High Cross Body Punch + Low Cross Body Punch + 2 Opposite Knee Pulls
Targets: Back, Obliques, Core and Legs.
How To Do A Cross Body Punch + Low Cross Body Punch + 2 Opposite Knee Pulls
- Start with feet hip width distance apart, with hands in guard.
- Transfer your weight into the right foot, while at the same time using the left arm to punch to the high corner across the body.
- After punching to the high corner, stay on the same side and come to a lunge position punching down to the low corner.
- You have now successfully done the first part of this combination; a high cross body punch and a low cross body punch on the same side.
- Transfer weight into the left foot while pulling arms overhead.
- As the arms pull down into the chest, the right knee will pull into the center. Using the abdominals and core to pull the knee into the center.
Jab Cross Jab Cross Bob and Weave Squat
Targets: Back, inner thighs (adductors), outer thighs (abductors), glutes, quads, abs and obliques.
How To Do Jab Cross Jab Cross + Bob and Weave Squat
- Stand with feet a little wider than hip width distance apart. Bring your hands up into a guard position, right in front of your face. This is a defending stance.
- Bend your knees slightly and transfer weight to the front foot (starting with the right foot forward). As you transfer your weight into the front foot, jab with the right arm first. When you jab front, you will always want to hit with your thumb facing sideways; so there is a slight rotation as you deliver the punch.
- Deliver the next punch to the front with the left arm, making this a cross body punch.
- You will repeat this combination of right jab and left cross punch one more time; a total of two times.
- After the jab cross combo has been completed a total of two times, bend your knees to lower down into a squat.
- Then, perform a side crunch in a circular motion to bob backwards.
- Immediately revers the movement, rotating in a circular motion in the other way, to transfer the weight into the front foot again.
Four Fast Hooks + Two Hook Knee Drives
How To Do Four Fast Hooks + 2 Hook Knee Drives
- Start with your feet a little wider than hip width distance apart.
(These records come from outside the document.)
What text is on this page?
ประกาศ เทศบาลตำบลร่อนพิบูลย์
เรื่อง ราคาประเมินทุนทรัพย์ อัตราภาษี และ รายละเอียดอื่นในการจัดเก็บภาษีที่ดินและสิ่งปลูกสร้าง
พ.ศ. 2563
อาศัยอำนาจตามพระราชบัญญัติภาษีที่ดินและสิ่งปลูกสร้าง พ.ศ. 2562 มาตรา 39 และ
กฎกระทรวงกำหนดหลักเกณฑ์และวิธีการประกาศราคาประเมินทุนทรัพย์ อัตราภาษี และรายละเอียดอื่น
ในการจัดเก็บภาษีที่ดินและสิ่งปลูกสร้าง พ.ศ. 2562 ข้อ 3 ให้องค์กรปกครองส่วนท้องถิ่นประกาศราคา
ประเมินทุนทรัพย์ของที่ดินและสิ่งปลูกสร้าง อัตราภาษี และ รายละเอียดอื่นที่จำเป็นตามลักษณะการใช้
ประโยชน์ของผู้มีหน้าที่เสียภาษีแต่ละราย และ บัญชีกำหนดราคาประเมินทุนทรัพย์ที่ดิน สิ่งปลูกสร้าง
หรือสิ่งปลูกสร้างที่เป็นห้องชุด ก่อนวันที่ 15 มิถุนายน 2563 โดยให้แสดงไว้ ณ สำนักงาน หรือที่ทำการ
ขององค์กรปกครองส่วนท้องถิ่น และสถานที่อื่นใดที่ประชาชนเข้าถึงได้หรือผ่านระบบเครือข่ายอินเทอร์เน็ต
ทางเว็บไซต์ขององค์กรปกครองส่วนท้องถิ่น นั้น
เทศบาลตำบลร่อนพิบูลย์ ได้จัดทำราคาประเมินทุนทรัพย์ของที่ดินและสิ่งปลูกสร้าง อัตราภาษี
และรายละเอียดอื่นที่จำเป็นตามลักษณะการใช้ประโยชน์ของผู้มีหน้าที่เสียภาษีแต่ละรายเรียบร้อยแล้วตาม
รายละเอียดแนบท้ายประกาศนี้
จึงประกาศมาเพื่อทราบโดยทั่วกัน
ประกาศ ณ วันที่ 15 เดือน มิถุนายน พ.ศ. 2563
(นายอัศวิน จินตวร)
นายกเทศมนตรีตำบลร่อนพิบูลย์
- Hands will be in a “guard position” protecting your face from your opponent.
- Starting with your right hand, you will hook right, hook left, hook right, hook left keeping a fast and consistent beat.
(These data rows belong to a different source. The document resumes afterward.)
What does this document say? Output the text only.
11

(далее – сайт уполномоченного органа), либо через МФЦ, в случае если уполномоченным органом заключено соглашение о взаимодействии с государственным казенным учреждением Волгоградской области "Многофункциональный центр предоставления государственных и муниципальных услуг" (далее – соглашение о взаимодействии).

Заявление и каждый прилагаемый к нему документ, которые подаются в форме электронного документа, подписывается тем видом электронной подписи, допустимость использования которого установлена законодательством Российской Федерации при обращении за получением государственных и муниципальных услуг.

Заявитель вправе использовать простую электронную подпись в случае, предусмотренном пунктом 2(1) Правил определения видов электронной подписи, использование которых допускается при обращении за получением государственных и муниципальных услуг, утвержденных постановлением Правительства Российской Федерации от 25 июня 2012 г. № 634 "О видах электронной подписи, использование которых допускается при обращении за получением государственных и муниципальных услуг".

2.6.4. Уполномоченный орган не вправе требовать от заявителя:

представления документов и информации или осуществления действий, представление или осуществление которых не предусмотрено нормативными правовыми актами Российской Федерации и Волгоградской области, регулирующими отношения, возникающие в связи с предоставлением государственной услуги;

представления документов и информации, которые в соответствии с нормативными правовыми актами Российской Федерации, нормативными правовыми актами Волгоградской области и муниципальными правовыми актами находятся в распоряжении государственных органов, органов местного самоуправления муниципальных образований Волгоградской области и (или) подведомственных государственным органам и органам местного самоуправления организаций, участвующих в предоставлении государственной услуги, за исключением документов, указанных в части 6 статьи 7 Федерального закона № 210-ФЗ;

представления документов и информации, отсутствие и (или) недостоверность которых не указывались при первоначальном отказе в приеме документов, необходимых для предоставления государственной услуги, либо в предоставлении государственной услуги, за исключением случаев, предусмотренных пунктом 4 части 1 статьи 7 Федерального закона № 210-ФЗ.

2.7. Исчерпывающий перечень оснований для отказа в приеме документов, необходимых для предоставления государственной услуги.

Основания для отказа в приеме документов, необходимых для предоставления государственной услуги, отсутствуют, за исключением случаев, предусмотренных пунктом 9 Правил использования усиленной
- Keeping with the hooking pattern of the upper body, you will hook twice with the right arm, while driving the left knee up, using the obliques to lift and crunch.
- You will continue the patter of four fast hooks plus the two right hooks with the left knee drive. After the recommended time, you will switch lead arm so you can do the double hook and knee drive with the opposite side.
- Make sure to repeat on both sides switching the lead arm.
Four Upper Cuts + Two Front Kicks
Targets: Back, Biceps, Hamstrings, Quads, Core and Obliques.
How To Do Four Uppercuts And Two Front Kicks
- Start standing with your feet a little wider than hip width distance apart.
- Hands will be in a fist and in “guard” position, right at heart center.
- Starting with the right arm, slightly leaning forward at the hips, perform four uppercuts alternating between right and left each time. In an upper cut it’s like you are showing someone your bicep. Engage the core and twist at the center with the obliques.
- After the four uppercuts, kick forward to the front placing the kick with the heel. Make sure not to overextend the kick at the knee. When kicking in a kickboxing workout you want to “place” the kick with the heel, this way you are engaging more muscles like the quad and glutes like you do in a squat.
- Alternate between a right front kick and a left front kick and repeat the pattern again.